BASF investe US$ 4 milhões em fundo administrado pela SP Ventures

O AgVentures II visa às startups de tecnologia latino-americanas do setor agrícola e de alimentos

As áreas de atuação do fundo brasileiro AgVentures II incluem soluções de software para a agricultura - Foto: Divulgação

A BASF Venture Capital é um dos maiores investidores na primeira rodada de captação de recursos do fundo brasileiro AgVentures II, alocando US$ 4 milhões. O fundo é administrado pela SP Ventures, com sede em São Paulo (SP), e visa às startups de tecnologia latino-americanas do setor agrícola e de alimentos, chamado AgFood.

O fundo pretende apoiar de 20 a 25 startups com atividade na América Latina. Além da BASF, há outros investidores estratégicos, agências e bancos de desenvolvimento internacional e family offices. Para a BASF Venture Capital, este representa o primeiro investimento no Brasil.

Conforme comunicado do BASF, a agricultura é um dos principais pilares da economia brasileira, mas, ainda assim, os produtores rurais enfrentam desafios peculiares, devido às condições climáticas específicas, durante as duas a três safras por ano que são possíveis no Brasil.

Dentre esses desafios estão a maior proliferação de pragas e doenças, além de diferentes condições do solo.
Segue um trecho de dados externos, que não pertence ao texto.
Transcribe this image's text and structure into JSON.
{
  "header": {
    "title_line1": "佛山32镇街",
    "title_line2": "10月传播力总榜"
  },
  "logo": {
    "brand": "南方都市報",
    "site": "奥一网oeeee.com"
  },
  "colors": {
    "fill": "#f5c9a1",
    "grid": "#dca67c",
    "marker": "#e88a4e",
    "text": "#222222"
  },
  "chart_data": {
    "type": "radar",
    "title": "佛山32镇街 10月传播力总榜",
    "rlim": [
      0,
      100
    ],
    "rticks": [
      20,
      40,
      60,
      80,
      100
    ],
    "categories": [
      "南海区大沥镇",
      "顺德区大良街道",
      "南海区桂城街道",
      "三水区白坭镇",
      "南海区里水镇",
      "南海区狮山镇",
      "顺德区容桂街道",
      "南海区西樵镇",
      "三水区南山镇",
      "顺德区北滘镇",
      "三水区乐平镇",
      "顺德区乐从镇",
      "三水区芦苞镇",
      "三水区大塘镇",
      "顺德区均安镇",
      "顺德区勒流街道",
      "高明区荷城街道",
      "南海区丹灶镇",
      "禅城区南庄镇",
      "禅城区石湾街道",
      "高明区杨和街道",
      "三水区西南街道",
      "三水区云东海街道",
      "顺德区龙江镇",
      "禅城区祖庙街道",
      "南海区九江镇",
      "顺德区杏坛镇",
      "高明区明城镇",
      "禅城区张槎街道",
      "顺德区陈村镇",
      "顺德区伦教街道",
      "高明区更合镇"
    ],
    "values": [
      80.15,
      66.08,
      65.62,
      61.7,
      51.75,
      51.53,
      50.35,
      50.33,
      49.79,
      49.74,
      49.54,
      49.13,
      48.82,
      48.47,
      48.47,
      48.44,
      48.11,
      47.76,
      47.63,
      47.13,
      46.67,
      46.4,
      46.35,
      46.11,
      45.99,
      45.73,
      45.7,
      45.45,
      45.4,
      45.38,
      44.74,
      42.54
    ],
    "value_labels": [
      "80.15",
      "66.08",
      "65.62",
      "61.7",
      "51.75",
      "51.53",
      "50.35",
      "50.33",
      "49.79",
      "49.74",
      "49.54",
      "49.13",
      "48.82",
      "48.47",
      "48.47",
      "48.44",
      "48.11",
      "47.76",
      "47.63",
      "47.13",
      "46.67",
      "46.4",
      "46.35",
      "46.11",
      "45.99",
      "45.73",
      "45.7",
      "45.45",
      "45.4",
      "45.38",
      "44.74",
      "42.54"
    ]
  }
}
Segundo a companhia, o número de empresas que trabalham com tecnologias ou modelos de negócio adequados às condições agronômicas específicas da região aumentou consideravelmente nos últimos dois anos. Ao mesmo tempo, o setor de AgTechs se tornou um dos mais importantes para os fundos de investimento em startups no Brasil. Atualmente, o fundo AgVentures II é o único que se concentra, exclusivamente, em tecnologias para agricultura e alimentos.

Os desafios da agricultura na região e, portanto, o foco deste fundo incluem: fatores de produção agrícola, gestão de negócios, agricultura de precisão, softwares e gestão da pecuária; tecnologias para indústria alimentícia como novos ingredientes e proteínas à base de plantas; e soluções para a cadeia de suprimentos, considerando segurança alimentar e rastreabilidade, logística e processamento. O setor emergente de serviços financeiros baseado em tecnologia e focado no agronegócio também será um alvo importante.

“A cooperação entre os nossos negócios e as startups se tornou um importante impulsionador da inovação para os clientes, assim como de crescimento para a BASF na América do Sul. Demos um passo importante com o lançamento do AgroStart, um programa de aceleração que já registrou 420 startups no setor de AgTech desde 2016. O investimento da BASF Venture Capital no fundo AgVentures II nos dará a oportunidade de aumentar a nossa participação neste ambiente dinâmico, inovador e colaborativo, que pode gerar soluções valiosas para o setor”, diz Manfredo Rübens, presidente da BASF América do Sul.

Com o investimento no Fundo AgVentures II, a BASF Venture Capital dá um importante passo na direção do apoio às atividades do segmento de Soluções para a Agricultura da BASF. “A partir deste investimento, buscamos apoiar startups promissoras e as áreas de negócios da BASF. Como investidores do AgVentures II, estamos assentando as bases para as nossas próprias atividades futuras de investimento direto no Brasil e na América Latina”, afirma Markus Solibieda, diretor-geral da BASF Venture Capital.

Além de fornecer suporte financeiro e técnico, a BASF também planeja colaborar e compartilhar conhecimento, além de insights sobre o mercado com os negócios disruptivos da rede da SP Ventures. “A BASF é um investidor âncora único que fará da SP Ventures um investidor financeiro ainda melhor”, disse Francisco Jardim, diretor-geral da SP Ventures.

“Como parceira em nossa rede e com sua posição de destaque na região, a BASF passará credibilidade institucional para toda a economia do agronegócio no Brasil. A partir do acesso à expertise técnica e seu conhecimento de mercado, também poderemos tomar decisões de investimento mais qualificadas. Além disso, os ativos operacionais da empresa são apropriados para agregar valor ao portfólio do fundo. Assim como a BASF, as AgTechs – que também contam com investidores de startups e são parte de nosso portfólio – se beneficiarão mutuamente com o compartilhamento da informação e com as sinergias estratégicas”, completa Solibieda.